MEPS is short for Military Entrance Processing Station, commonly referred to as induction centers. There are 65 MEP Stations across the country and one in almost every US State.
Their job is to process and induct people into the military service—quickly and on a large scale if necessary. On the first visit to a MEPS medical conditions that need attention are identified. There is a blood and urine test that looks for HIV, and drug and alcohol abuse. Applicants are checked for diseases and vaccinated. Their background is checked to see if there is any history of law violations.

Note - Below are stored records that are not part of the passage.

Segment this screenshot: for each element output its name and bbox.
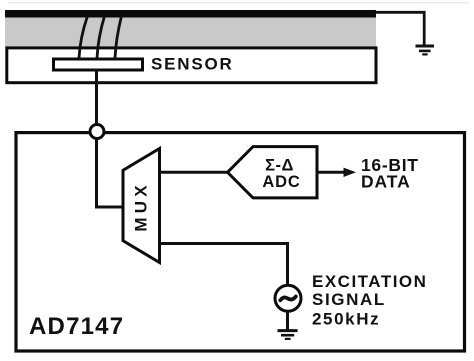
svg-text:SIGNAL: SIGNAL [312, 290, 386, 309]
svg-text:ADC: ADC [262, 173, 300, 191]
svg-text:MUX: MUX [131, 181, 150, 231]
svg-text:Σ-Δ: Σ-Δ [265, 157, 294, 175]
svg-text:EXCITATION: EXCITATION [312, 272, 427, 291]
svg-text:AD7147: AD7147 [29, 313, 124, 340]
svg-text:250kHz: 250kHz [312, 309, 380, 328]
svg-text:DATA: DATA [361, 171, 411, 191]
svg-text:SENSOR: SENSOR [151, 55, 234, 74]
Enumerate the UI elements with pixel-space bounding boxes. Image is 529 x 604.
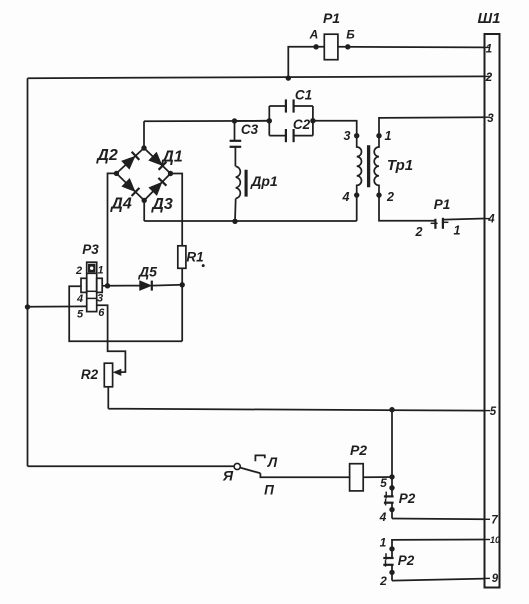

Most important, recruits are also given work aptitude tests and their work/school history is recorded. While the MEP corp system may need to adjust a bit, they know how to process and keep track of people. What would it take to process those on the border now? If a couple of manned desks process 50 people a day now and we have 65 centers, couldn’t we bring in a few more desks? More than a few?
I could probably donate a desk or two myself. Doctors without Borders might be willing to help. How long would it really take to process these people if we really wanted to? A month?
For this to work we’d have to acknowledge that immigrants are often lack the skills for well-paying jobs (but have others) and will welcome the opportunity to take jobs not many of us want to do. We’d need to recognize that we need their help. Remember last year when Maryland fisherman needed help? Growers all over the country want more farm workers. We need caregivers for both the young and the old. Young people in rural areas all over the country are leaving for the city.
Imagine if we had systems to connect those needing work with those needing workers. Imagine if we considered those along our borders as gifts: people bringing skills we need—even if their only skill is their willingness to work and make life better for their family. Are we missing how valuable that is?
For the military to identify their skills, and change this “problem” to a gift, to job fairs, we have to end the violations: the violation of caging children and separating families, and the violation of the laws—domestic and international—that we have agreed to follow. That is, recognize that it is not a crime to cross the border and ask for asylum. It’s an international right.
Many of these people arriving now are fleeing from gangs. What if one day they were fleeing the devastation of natural disasters? Fires or earthquake? What if they could help us rebuild from our disasters?
Maybe one day we will be knocking on that same Mexican border asking for assistance or asylum because hurricanes have devastated our states along the Gulf of Mexico.
It could happen. Do you think they would help us? I think so. It’s the human thing to do. The people from the South that I know and have met are good people.
Wouldn’t it be useful to recognize that this may be a future challenge potentially much bigger than processing the current logjam? Maybe it would helpful for the US to make friends with some of the countries surrounding us and work on this problem together. Improving conditions around us helps us too, right?
We should probably consider it a crime that our government doesn’t seem to know about this in-plain-sight secret force already in place that seems designed to improve this situation quickly.
They are not a perfect solution. It will take adapting what MEPS does, but human beings can adapt, remember? I don’t have the resources to come up with a more detailed plan, but the government does. They could simply stop paying a fortune to detention centers. They might even ask the troops at the 65 MEPS what they suggest. Let’s not ignore what has been successful.
Overall, though, isn’t it amazing to notice what is going on? Even with our nation’s seeming flaws, prejudice and inability to cope plainly showing, people seem to know enough about us/US—about our stated principles and beliefs—to think that this is a great place to be and bring their families. We want people like that, don’t we?